More precisely, the point is not quite that chance ‘favours’ the prepared mind – chance is intrinsically impartial – but rather that exposure to some chances can only arise through deliberate and possibly unpopular and eccentric choices. For example, only a few investors around the millennium (in this book, Sushil and Vernon) both made and kept fortunes from investing in technology shares. These investors were lucky, but their exposure to the possibility of this luck arose from their obsessive interest and diligence in investing over much of the 1990s. Although all of the people in this book have probably been helped by some good luck, it has arguably been mainly Pasteur luck, rather than lottery luck.

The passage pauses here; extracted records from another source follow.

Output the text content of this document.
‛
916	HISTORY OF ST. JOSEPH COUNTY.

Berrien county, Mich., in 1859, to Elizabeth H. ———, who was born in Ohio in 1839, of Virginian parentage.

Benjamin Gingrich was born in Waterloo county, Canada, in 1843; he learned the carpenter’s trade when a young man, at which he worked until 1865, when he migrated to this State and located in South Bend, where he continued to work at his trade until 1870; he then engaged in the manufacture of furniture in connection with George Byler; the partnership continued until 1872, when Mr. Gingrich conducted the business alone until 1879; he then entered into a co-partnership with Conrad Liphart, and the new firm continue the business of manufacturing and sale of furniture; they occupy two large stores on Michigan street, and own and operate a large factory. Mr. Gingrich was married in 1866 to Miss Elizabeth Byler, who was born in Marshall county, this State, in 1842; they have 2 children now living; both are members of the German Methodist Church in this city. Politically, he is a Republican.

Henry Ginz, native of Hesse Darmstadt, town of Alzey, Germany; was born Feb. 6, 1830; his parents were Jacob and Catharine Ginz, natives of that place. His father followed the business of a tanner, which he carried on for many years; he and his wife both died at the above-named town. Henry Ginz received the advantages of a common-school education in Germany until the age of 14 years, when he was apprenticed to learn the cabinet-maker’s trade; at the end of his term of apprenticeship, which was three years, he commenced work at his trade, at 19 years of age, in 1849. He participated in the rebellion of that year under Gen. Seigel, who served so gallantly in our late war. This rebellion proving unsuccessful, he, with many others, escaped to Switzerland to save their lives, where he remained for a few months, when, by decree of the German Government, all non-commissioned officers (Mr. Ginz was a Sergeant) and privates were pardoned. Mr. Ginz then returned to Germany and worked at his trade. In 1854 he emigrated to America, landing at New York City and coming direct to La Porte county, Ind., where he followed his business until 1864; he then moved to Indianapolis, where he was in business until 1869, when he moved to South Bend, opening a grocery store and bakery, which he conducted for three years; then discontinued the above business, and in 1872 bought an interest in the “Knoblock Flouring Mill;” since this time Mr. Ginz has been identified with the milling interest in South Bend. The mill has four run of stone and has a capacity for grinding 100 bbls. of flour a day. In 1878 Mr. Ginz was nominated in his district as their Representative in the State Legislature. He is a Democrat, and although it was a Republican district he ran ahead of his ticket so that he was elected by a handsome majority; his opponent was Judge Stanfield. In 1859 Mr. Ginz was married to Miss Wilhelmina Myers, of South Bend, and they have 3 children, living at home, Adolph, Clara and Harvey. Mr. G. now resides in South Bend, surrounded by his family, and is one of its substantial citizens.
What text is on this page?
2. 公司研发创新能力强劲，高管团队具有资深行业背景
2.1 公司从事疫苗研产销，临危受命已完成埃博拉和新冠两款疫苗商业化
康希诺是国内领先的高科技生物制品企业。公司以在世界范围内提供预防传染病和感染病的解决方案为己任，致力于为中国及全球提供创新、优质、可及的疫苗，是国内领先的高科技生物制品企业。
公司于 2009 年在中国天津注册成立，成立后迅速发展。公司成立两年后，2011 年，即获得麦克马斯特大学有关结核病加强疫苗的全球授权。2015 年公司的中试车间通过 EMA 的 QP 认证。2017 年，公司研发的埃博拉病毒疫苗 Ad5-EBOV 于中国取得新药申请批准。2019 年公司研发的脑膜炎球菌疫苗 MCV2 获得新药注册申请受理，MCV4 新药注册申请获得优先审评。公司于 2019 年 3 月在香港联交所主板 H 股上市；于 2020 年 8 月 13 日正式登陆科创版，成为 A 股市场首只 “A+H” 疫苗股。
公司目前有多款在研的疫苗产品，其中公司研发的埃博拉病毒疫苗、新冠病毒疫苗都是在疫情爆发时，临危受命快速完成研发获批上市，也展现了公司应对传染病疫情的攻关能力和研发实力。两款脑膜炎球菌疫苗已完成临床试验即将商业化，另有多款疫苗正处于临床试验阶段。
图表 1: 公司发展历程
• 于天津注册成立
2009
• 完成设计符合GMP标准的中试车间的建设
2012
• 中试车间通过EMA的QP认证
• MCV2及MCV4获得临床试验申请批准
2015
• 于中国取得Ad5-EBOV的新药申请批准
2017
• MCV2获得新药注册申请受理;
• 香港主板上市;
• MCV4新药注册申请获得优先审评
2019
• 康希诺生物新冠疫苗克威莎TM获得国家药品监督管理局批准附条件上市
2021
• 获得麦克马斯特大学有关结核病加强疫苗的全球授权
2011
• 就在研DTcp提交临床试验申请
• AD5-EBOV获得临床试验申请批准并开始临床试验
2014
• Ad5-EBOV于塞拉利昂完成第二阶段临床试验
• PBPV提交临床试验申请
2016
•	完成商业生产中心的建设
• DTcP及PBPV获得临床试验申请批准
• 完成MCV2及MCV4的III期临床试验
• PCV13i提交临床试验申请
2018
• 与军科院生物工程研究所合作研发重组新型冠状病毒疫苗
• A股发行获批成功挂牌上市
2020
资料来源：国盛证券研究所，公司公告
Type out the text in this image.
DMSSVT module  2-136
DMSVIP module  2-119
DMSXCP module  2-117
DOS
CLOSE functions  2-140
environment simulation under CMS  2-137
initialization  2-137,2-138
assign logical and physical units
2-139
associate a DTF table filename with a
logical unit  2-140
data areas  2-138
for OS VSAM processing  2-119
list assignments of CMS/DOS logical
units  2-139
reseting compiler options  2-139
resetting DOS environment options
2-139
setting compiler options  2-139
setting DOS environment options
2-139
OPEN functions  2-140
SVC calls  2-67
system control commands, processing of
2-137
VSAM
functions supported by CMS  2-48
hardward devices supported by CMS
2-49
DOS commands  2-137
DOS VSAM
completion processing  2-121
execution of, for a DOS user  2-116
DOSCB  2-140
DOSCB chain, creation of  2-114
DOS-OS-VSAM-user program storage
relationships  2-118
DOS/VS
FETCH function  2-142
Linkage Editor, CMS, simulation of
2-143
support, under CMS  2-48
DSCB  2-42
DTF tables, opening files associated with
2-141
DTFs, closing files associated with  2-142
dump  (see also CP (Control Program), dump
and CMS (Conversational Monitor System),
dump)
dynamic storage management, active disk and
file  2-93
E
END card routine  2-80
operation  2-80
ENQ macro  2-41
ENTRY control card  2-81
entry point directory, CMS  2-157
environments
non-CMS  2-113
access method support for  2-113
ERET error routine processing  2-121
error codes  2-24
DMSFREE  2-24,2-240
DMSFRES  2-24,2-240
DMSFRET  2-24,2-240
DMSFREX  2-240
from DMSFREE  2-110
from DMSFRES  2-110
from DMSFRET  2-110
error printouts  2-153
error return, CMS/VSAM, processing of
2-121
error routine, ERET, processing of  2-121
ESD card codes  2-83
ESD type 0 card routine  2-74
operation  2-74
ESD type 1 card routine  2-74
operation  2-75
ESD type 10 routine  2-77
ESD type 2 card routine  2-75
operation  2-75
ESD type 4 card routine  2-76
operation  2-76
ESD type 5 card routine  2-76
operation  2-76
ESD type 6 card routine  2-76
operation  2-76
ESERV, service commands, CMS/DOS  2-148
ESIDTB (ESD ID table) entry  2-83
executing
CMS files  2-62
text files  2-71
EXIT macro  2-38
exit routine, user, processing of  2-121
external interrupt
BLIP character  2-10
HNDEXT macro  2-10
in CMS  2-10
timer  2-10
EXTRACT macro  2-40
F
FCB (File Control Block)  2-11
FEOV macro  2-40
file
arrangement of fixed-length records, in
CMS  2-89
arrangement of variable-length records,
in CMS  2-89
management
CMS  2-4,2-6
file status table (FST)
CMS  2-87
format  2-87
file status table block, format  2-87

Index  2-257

Hearing that I was writing about successful investors, a sceptical friend pressed the point about luck by asking if the book would include an equivalent sample of unsuccessful investors? The short answer is that it does not, although it does include unvarnished accounts of setbacks: Peter Gyllenhammar went bust twice earlier in his investment career. But this book is a work of observation; it makes no claim that what the investors have done is easy, or that there are simple recipes whereby anyone can do this. There must also be people who have lost fortunes as private investors; there may be an interesting book which can be written about them, if they can be persuaded to tell their stories; but it is a different book to this one.
Finally, a word about the separate panels at various points in the text. These give background information, usually on a technical topic, which may be helpful to some readers but can be skipped by those who either already know the topic or prefer to avoid it. Each chapter ends with a section summarising the main investment ideas. Careful readers may detect that I have not enforced strict consistency across the chapters in the summaries: different interviewees occasionally make contradictory recommendations. In these instances I hope that readers are stimulated by both sides of the argument, and remember Aldous Huxley’s dictum: “the only completely consistent people are the dead”.